The qualities that make cryptocurrencies attractive—decentralisation and anonymity—make them great for theft, ransom and selling drugs
FILE — The J. Edgar Hoover building, the FBI’s headquarters in Washington, May 14, 2021. The FBI scored two major victories, recovering a Bitcoin ransom and tricking criminals into using an encryption app it controlled. But neither has fundamentally altered the challenges for the authorities in an increasingly digital world, experts say. (Stefani Reynolds/The New York Times).
Whether it was gangsters a century ago speeding off in faster getaway cars or terrorists and hackers in recent decades who shielded their communications through encrypted apps, criminals have perennially exploited technology to stay a step ahead of law enforcement.
The FBI struck back in the past week with a pair of victories: a seizure of most of the $4 million ransom in Bitcoin that Russian hackers extorted from a U.S. pipeline operator and the announcement of a yearslong sting where thousands of suspects were duped into using a messaging app secretly controlled by authorities. More than 800 people were arrested in more than a dozen countries.

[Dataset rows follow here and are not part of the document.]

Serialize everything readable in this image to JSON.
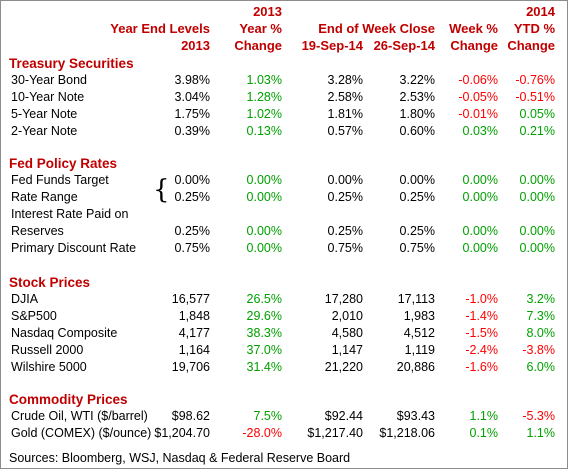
{
  "header": {
    "year_end_levels": "Year End Levels",
    "year_end_2013": "2013",
    "yearpct_2013": "2013",
    "yearpct_label": "Year %",
    "yearpct_change": "Change",
    "end_of_week": "End of Week Close",
    "date1": "19-Sep-14",
    "date2": "26-Sep-14",
    "weekpct_label": "Week %",
    "weekpct_change": "Change",
    "ytd_2014": "2014",
    "ytd_label": "YTD %",
    "ytd_change": "Change"
  },
  "sections": [
    {
      "title": "Treasury Securities",
      "rows": [
        {
          "label": "30-Year Bond",
          "ye": "3.98%",
          "yp": "1.03%",
          "c1": "3.28%",
          "c2": "3.22%",
          "wk": "-0.06%",
          "ytd": "-0.76%"
        },
        {
          "label": "10-Year Note",
          "ye": "3.04%",
          "yp": "1.28%",
          "c1": "2.58%",
          "c2": "2.53%",
          "wk": "-0.05%",
          "ytd": "-0.51%"
        },
        {
          "label": "5-Year Note",
          "ye": "1.75%",
          "yp": "1.02%",
          "c1": "1.81%",
          "c2": "1.80%",
          "wk": "-0.01%",
          "ytd": "0.05%"
        },
        {
          "label": "2-Year Note",
          "ye": "0.39%",
          "yp": "0.13%",
          "c1": "0.57%",
          "c2": "0.60%",
          "wk": "0.03%",
          "ytd": "0.21%"
        }
      ]
    },
    {
      "title": "Fed Policy Rates",
      "rows": [
        {
          "label": "Fed Funds Target",
          "ye": "0.00%",
          "yp": "0.00%",
          "c1": "0.00%",
          "c2": "0.00%",
          "wk": "0.00%",
          "ytd": "0.00%"
        },
        {
          "label": "Rate Range",
          "ye": "0.25%",
          "yp": "0.00%",
          "c1": "0.25%",
          "c2": "0.25%",
          "wk": "0.00%",
          "ytd": "0.00%"
        },
        {
          "label": "Interest Rate Paid on"
        },
        {
          "label": "Reserves",
          "ye": "0.25%",
          "yp": "0.00%",
          "c1": "0.25%",
          "c2": "0.25%",
          "wk": "0.00%",
          "ytd": "0.00%"
        },
        {
          "label": "Primary Discount Rate",
          "ye": "0.75%",
          "yp": "0.00%",
          "c1": "0.75%",
          "c2": "0.75%",
          "wk": "0.00%",
          "ytd": "0.00%"
        }
      ]
    },
    {
      "title": "Stock Prices",
      "rows": [
        {
          "label": "DJIA",
          "ye": "16,577",
          "yp": "26.5%",
          "c1": "17,280",
          "c2": "17,113",
          "wk": "-1.0%",
          "ytd": "3.2%"
        },
        {
          "label": "S&P500",
          "ye": "1,848",
          "yp": "29.6%",
          "c1": "2,010",
          "c2": "1,983",
          "wk": "-1.4%",
          "ytd": "7.3%"
        },
        {
          "label": "Nasdaq Composite",
          "ye": "4,177",
          "yp": "38.3%",
          "c1": "4,580",
          "c2": "4,512",
          "wk": "-1.5%",
          "ytd": "8.0%"
        },
        {
          "label": "Russell 2000",
          "ye": "1,164",
          "yp": "37.0%",
          "c1": "1,147",
          "c2": "1,119",
          "wk": "-2.4%",
          "ytd": "-3.8%"
        },
        {
          "label": "Wilshire 5000",
          "ye": "19,706",
          "yp": "31.4%",
          "c1": "21,220",
          "c2": "20,886",
          "wk": "-1.6%",
          "ytd": "6.0%"
        }
      ]
    },
    {
      "title": "Commodity Prices",
      "rows": [
        {
          "label": "Crude Oil, WTI ($/barrel)",
          "ye": "$98.62",
          "yp": "7.5%",
          "c1": "$92.44",
          "c2": "$93.43",
          "wk": "1.1%",
          "ytd": "-5.3%"
        },
        {
          "label": "Gold (COMEX) ($/ounce)",
          "ye": "$1,204.70",
          "yp": "-28.0%",
          "c1": "$1,217.40",
          "c2": "$1,218.06",
          "wk": "0.1%",
          "ytd": "1.1%"
        }
      ]
    }
  ],
  "brace": "{",
  "colors": {
    "header": "#c00000",
    "positive": "#00a000",
    "negative": "#ff0000"
  },
  "source": "Sources: Bloomberg, WSJ, Nasdaq & Federal Reserve Board"
}
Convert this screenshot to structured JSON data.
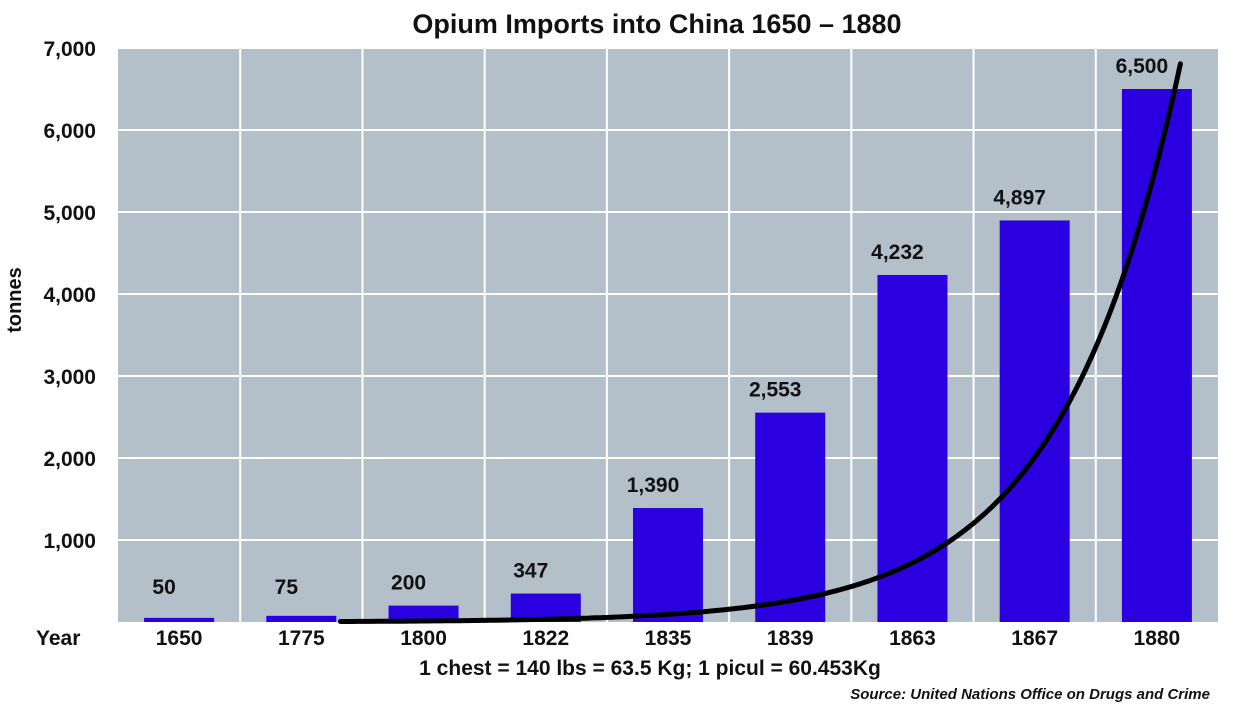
{
  "chart_data": {
    "type": "bar",
    "title": "Opium Imports into China 1650 – 1880",
    "ylabel": "tonnes",
    "xlabel": "Year",
    "categories": [
      "1650",
      "1775",
      "1800",
      "1822",
      "1835",
      "1839",
      "1863",
      "1867",
      "1880"
    ],
    "values": [
      50,
      75,
      200,
      347,
      1390,
      2553,
      4232,
      4897,
      6500
    ],
    "data_labels": [
      "50",
      "75",
      "200",
      "347",
      "1,390",
      "2,553",
      "4,232",
      "4,897",
      "6,500"
    ],
    "y_ticks": [
      1000,
      2000,
      3000,
      4000,
      5000,
      6000,
      7000
    ],
    "y_tick_labels": [
      "1,000",
      "2,000",
      "3,000",
      "4,000",
      "5,000",
      "6,000",
      "7,000"
    ],
    "ylim": [
      0,
      7000
    ],
    "grid": true,
    "trend_curve": "exponential",
    "colors": {
      "bar": "#2a00e0",
      "plot_bg": "#b4c0c9",
      "grid": "#ffffff",
      "curve": "#000000"
    },
    "footnote": "1 chest = 140 lbs = 63.5 Kg; 1 picul = 60.453Kg",
    "source": "Source: United Nations Office on Drugs and Crime"
  }
}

The breakthroughs came in part because law enforcement officials learned how to
leverage two rapidly advancing technologies — encryption and cryptocurrencies — that had previously been a boon for criminals.
Yet the events did little to fundamentally alter the challenges for authorities in an increasingly digital world, according to former law enforcement officials, prosecutors, historians and technology experts. The global sting is highly unlikely to keep criminals from using encryption and could encourage them to go even further underground, experts said. And while the FBI has shown that it can recover stolen cryptocurrencies, doing so requires resources beyond the reach of most law enforcement agencies.